Very good. So: solutions? Yeah, nah. There’s no section where Wallace-Wells sets out a viable escape route – rather, in the second half of the book he slams a series of doors shut. Decamping into space is a delusion. Solar? It’s not replacing fossil fuels, only “buttressing” them. That nifty carbon-sucking tech is not in fact so nifty, yet: there are machines that can pull carbon from the air, but we would need to cover the planet in 100 million of them to match our current outputs, at a cost of about 40% of global GDP. He makes it sound inevitable that we’ll reach a point where deliberately pumping our atmosphere full of heat-reflecting pollution, probably a “red umbrella” of sulfur dioxide, will look like a wise move. Plus it’s cheap. Paging Elon Musk: “An environmentalist billionaire, going rogue, could make it happen on their own.”
What about us plebs? Choosing not to have kids is unhelpfully fatalist. Fretting over plastics and bees is pointless, in a climate context. Conscious consumption – that is, making purchasing choices that are better for the planet – is a “cop-out” compared to political action. He doesn’t even bother to recycle.
Here’s the single thing I gleaned from this book that I could usefully do: prioritise climate above all else when I vote. We have “the tools that we need, today, to stop it all”, he asserts – and these are presumably the policies we should be looking for: carbon taxes with bite, aggressive phase-outs of dirty energy, public investment in clean energy and carbon-capturing tech, a new approach to agriculture (I don’t think he explains what he means by this). Right, so that’s taken up half an hour of my time once every three years. What else?
Another “obvious” solution he includes in the toolbox is to shift the global diet away from beef and dairy. Yet there’s no call to action over veganism. The words “vegetarian” and “vegan” don’t even appear in the index.
It’s frustrating. Nope, not strong enough. It’s infuriating to be left this scared, this sad and guilt-ridden and panicked, by a man who clearly has an excellent grasp of the science and our situation, and the rare ability to communicate it clearly. He’s written a blinder, a book that could actually prompt people to push through their complacencies and cognitive biases and act – if only they knew what that meant. It’s not enough to pump us up full of fear and then just leave us there, bumping around like so many useless balloons. Tell us what to do, dude.

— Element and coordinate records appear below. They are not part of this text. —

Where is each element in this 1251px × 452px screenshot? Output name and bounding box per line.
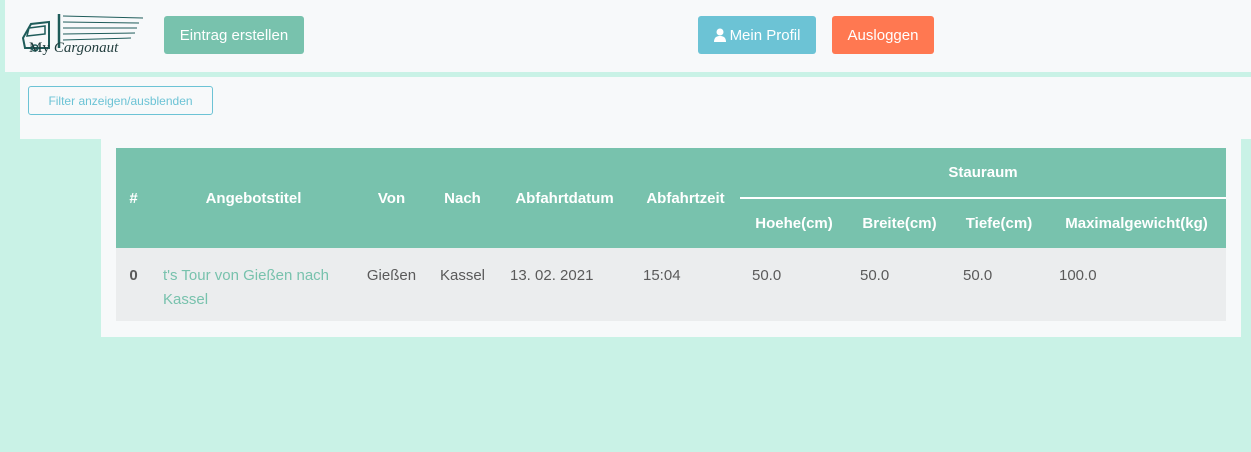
logo-text-my: My — [29, 40, 50, 56]
user-icon — [713, 28, 726, 42]
header-from: Von — [356, 148, 427, 248]
header-storage-group: Stauraum — [740, 148, 1226, 199]
create-entry-button[interactable]: Eintrag erstellen — [164, 16, 304, 54]
row-height: 50.0 — [752, 267, 782, 284]
offers-panel: # Angebotstitel Von Nach Abfahrtdatum Ab… — [101, 139, 1241, 337]
filter-bar: Filter anzeigen/ausblenden — [20, 77, 1251, 139]
header-height: Hoehe(cm) — [740, 198, 848, 248]
cell-to: Kassel — [427, 248, 498, 321]
cell-date: 13. 02. 2021 — [498, 248, 631, 321]
offers-table: # Angebotstitel Von Nach Abfahrtdatum Ab… — [116, 148, 1226, 321]
cell-height: 50.0 — [740, 248, 848, 321]
header-date: Abfahrtdatum — [498, 148, 631, 248]
my-profile-label: Mein Profil — [729, 26, 801, 44]
row-max-weight: 100.0 — [1059, 267, 1097, 284]
header-max-weight: Maximalgewicht(kg) — [1047, 198, 1226, 248]
row-date: 13. 02. 2021 — [510, 267, 594, 284]
logo-text-cargonaut: Cargonaut — [53, 40, 119, 56]
cell-from: Gießen — [356, 248, 427, 321]
logout-button[interactable]: Ausloggen — [832, 16, 934, 54]
cell-time: 15:04 — [631, 248, 740, 321]
row-width: 50.0 — [860, 267, 890, 284]
header-depth: Tiefe(cm) — [951, 198, 1047, 248]
my-profile-button[interactable]: Mein Profil — [698, 16, 816, 54]
row-from: Gießen — [366, 267, 417, 284]
table-row: 0 t's Tour von Gießen nach Kassel Gießen … — [116, 248, 1226, 321]
cell-title: t's Tour von Gießen nach Kassel — [151, 248, 356, 321]
toggle-filter-button[interactable]: Filter anzeigen/ausblenden — [28, 86, 213, 115]
cell-depth: 50.0 — [951, 248, 1047, 321]
row-to: Kassel — [439, 267, 486, 284]
header-index: # — [116, 148, 151, 248]
header-time: Abfahrtzeit — [631, 148, 740, 248]
row-index: 0 — [129, 267, 138, 284]
header-title: Angebotstitel — [151, 148, 356, 248]
cell-index: 0 — [116, 248, 151, 321]
offer-title-link[interactable]: t's Tour von Gießen nach Kassel — [163, 267, 329, 308]
brand-logo[interactable]: My Cargonaut — [19, 8, 143, 60]
cell-max-weight: 100.0 — [1047, 248, 1226, 321]
offer-title-line1: t's Tour von Gießen nach — [163, 267, 330, 284]
cell-width: 50.0 — [848, 248, 951, 321]
header-width: Breite(cm) — [848, 198, 951, 248]
row-time: 15:04 — [643, 267, 681, 284]
row-depth: 50.0 — [963, 267, 993, 284]
offer-title-line2: Kassel — [163, 291, 209, 308]
logo-text: My Cargonaut — [29, 40, 118, 57]
header-to: Nach — [427, 148, 498, 248]
navbar: My Cargonaut Eintrag erstellen Mein Profi… — [5, 0, 1251, 72]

In the absence of any better-informed answers I’ve muddled through to my own. Do my best and hope, is what it comes down to. Cut down on red meat and dairy, keep bloody well recycling (who doesn’t recycle?!), keep choosing wool over polar fleece and stainless steel over plastic.
I will walk to kindy whenever it’s not pouring and pick up chippy packets on the way. I will walk up Queen Street waving placards with the rest of you who are, likewise, doing your best.
I will vote, of course. And when our little girl joins us this winter, we’ll bury her whenua with her brother’s, and plant something native: mānuka, maybe, or harakeke. Something resilient.